Dans la presse
La photo et le son, préalables à des négociations pour les otages PARIS, 1 oct 2010 (AFP) - La publication d'une photo et d'un enregistrement des sept otages du Sahel ouvre la voie à la phase de négociations actives avec les ravisseurs de l'Al-Qaïda au Maghreb islamique (Aqmi), estimaient vendredi des experts interrogés par l'AFP.
Cette première image et ce premier enregistrement des otages depuis le rapt survenu il y a deux semaines, qualifiés par le Quai d'Orsay de "signe encourageant", vont permettre aux négociations de s'engager réellement entre la France et l'Aqmi par le biais d'un intermédiaire aggrée par les deux parties, a fait remarquer vendredi à l'AFP une source proche du dossier.
"C'est évidemment l'Elysée qui a la main et qui pilote entièrement l'affaire avec Claude Guéant, secrétaire général de la présidence, Bernard Bajolet, coordonnateur national du renseignement et le général Benoît Puga, chef de l'état-major particulier du président de la République", ajoute cette source.
Dans la région du Sahel, la Direction générale de la sécurité extérieure (DGSE), les réseaux de la diplomatie française et les moyens militaires d'observation et de renseignement français informent heure par heure l'Elysée.

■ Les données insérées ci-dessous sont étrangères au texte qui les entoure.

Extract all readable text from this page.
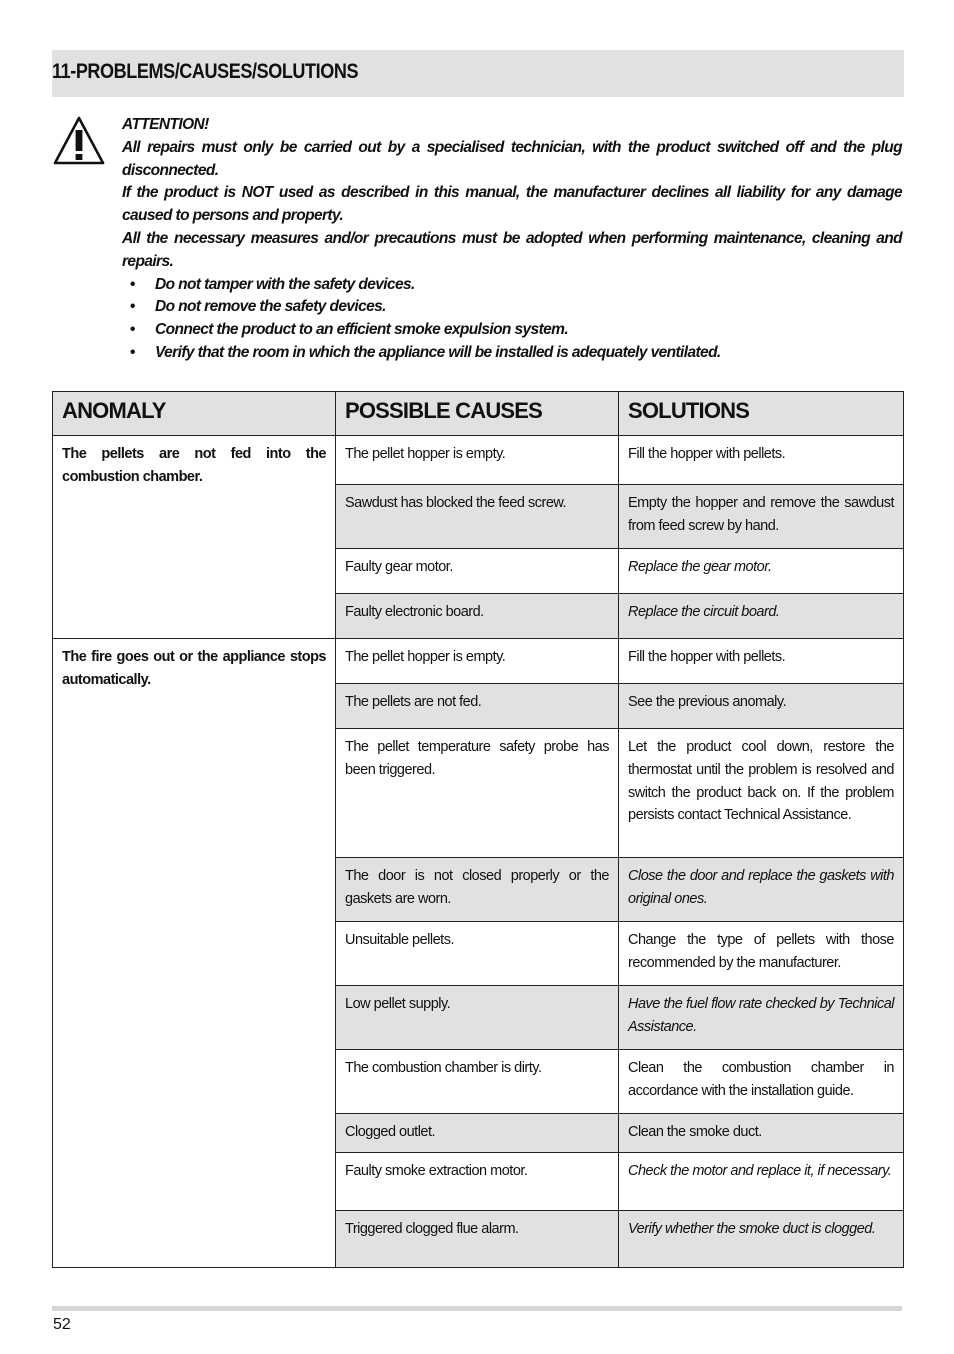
11-PROBLEMS/CAUSES/SOLUTIONS

ATTENTION!

All repairs must only be carried out by a specialised technician, with the product switched off and the plug disconnected.

If the product is NOT used as described in this manual, the manufacturer declines all liability for any damage caused to persons and property.

All the necessary measures and/or precautions must be adopted when performing maintenance, cleaning and repairs.

• Do not tamper with the safety devices.
• Do not remove the safety devices.
• Connect the product to an efficient smoke expulsion system.
• Verify that the room in which the appliance will be installed is adequately ventilated.
ANOMALY	POSSIBLE CAUSES	SOLUTIONS
The pellets are not fed into the combustion chamber.	The pellet hopper is empty.	Fill the hopper with pellets.
	Sawdust has blocked the feed screw.	Empty the hopper and remove the sawdust from feed screw by hand.
	Faulty gear motor.	Replace the gear motor.
	Faulty electronic board.	Replace the circuit board.
The fire goes out or the appliance stops automatically.	The pellet hopper is empty.	Fill the hopper with pellets.
	The pellets are not fed.	See the previous anomaly.
	The pellet temperature safety probe has been triggered.	Let the product cool down, restore the thermostat until the problem is resolved and switch the product back on. If the problem persists contact Technical Assistance.
	The door is not closed properly or the gaskets are worn.	Close the door and replace the gaskets with original ones.
	Unsuitable pellets.	Change the type of pellets with those recommended by the manufacturer.
	Low pellet supply.	Have the fuel flow rate checked by Technical Assistance.
	The combustion chamber is dirty.	Clean the combustion chamber in accordance with the installation guide.
	Clogged outlet.	Clean the smoke duct.
	Faulty smoke extraction motor.	Check the motor and replace it, if necessary.
	Triggered clogged flue alarm.	Verify whether the smoke duct is clogged.
52
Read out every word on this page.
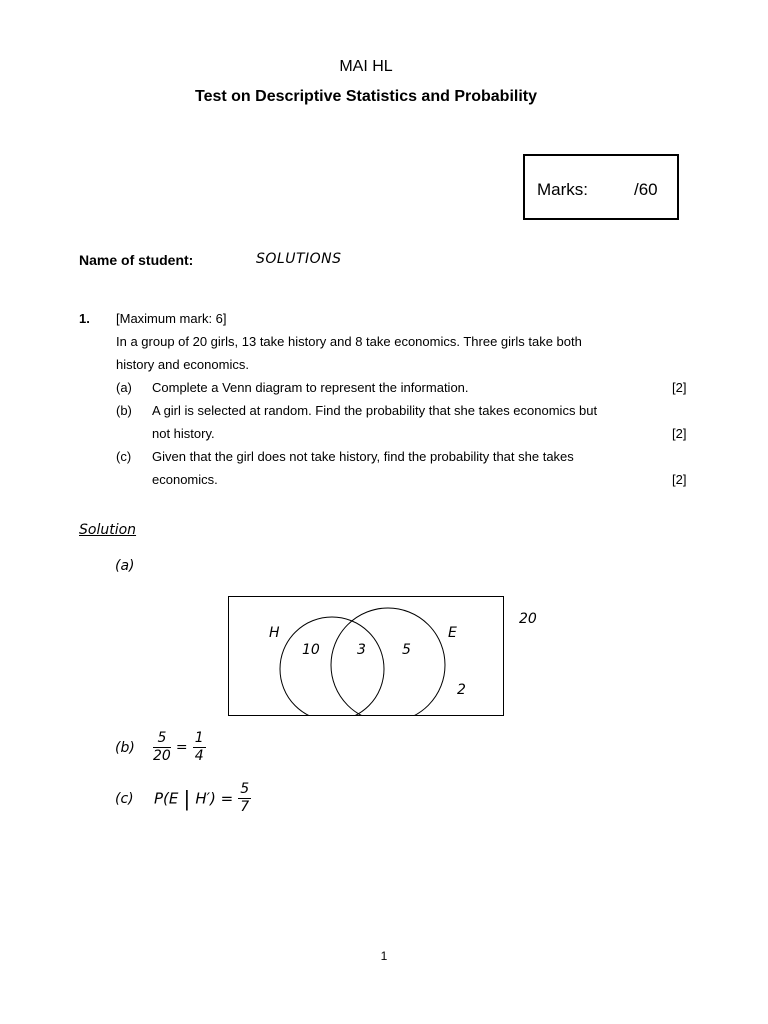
MAI HL
Test on Descriptive Statistics and Probability
Marks:	/60
Name of student:	SOLUTIONS
1. [Maximum mark: 6]
In a group of 20 girls, 13 take history and 8 take economics. Three girls take both
history and economics.
(a) Complete a Venn diagram to represent the information.	[2]
(b) A girl is selected at random. Find the probability that she takes economics but
not history.	[2]
(c) Given that the girl does not take history, find the probability that she takes
economics.	[2]
Solution
(a)
20
H	E
10	3	5
2
$(b) \frac{5}{20} = \frac{1}{4}$
(c) P(E | $H') = \frac{5}{7}$
1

La DGSE est également chargée de deux autres dossiers d'otages : son agent enlevé le 14 juillet 2009 en Somalie et deux journalistes de France 3 enlevé en Afghanistan il y a neuf mois.
Espions, analystes, diplomates et commandos sont aussi chargés de "mettre en musique" les décisions de l'Elysée, explique cette source en soulignant qu'une intervention de "vive force n'est pas du tout à l'ordre du jour, les otages étant détenus séparemment".
"On va rapidement entrer dans une négociation", avance Eric Denécé, directeur du Centre français de recherche sur le renseignement (CF2R), persuadé que "l'Aqmi est de moins en moins à l'aise dans la région, les Touaregs lui étant moins favorables".
Ce spécialiste souligne que les "Algériens, qui ne veulent pas que la France se réinstalle solidement dans la région, ont intérêt à un règlement rapide de l'affaire". Il note également qu'Abou Zeid, le chef présumé du commando qui a enlevé les employés d'Areva à Arlit (Niger) dans la nuit du 15 au 16 septembre, vient d'établir le contact avec la France.
Mais Eric Denécé s'inquiète de la personnalité d'Abou Zeid qu'il dit capable "de libérer un otage et d'en tuer un autre pour faire avancer ses revendications".
Un avis partagé par Louis Caprioli, ancien responsable de la DST, qui note que le "nombre important d'otages permet à Abou Zeid de fixer des ultimatums".
Un Abou Zeid qui, selon l'ex-otage d'Aqmi Pierre Camatte, "pourrait très bien" être le seul ravisseur au visage découvert présent sur la photo diffusée jeudi.
Cela n'étonnerait guère Louis Caprioli, car cela lui permettrait de montrer "qu'il est bien le chef du groupe".
"La photo, selon ce spécialiste, montre également une dizaine d'hommes armés qui, du coup, font apparaître les sept otages comme des prisonniers de guerre". Cette photo est ainsi une manière de redire que l'"Aqmi a déclaré la guerre à la France et à la présence d'Areva au Miger".
Louis Caprioli relève par ailleurs la rapidité de la revendication de l'enlèvement et de la publication de cette photo, accompagnée de la voix des otages.
"Maintenant l'Aqmi peut décider, soit de rendre ses revendications publiques, soit de transmettre ses exigences par un intermédiaire validé par Aboud Zeid, en les accompagnant de nouvelles preuves de vie".
"Tout est entre les mains d'Abou Zeid, il est maître de l'agenda", conclut Louis Caprioli.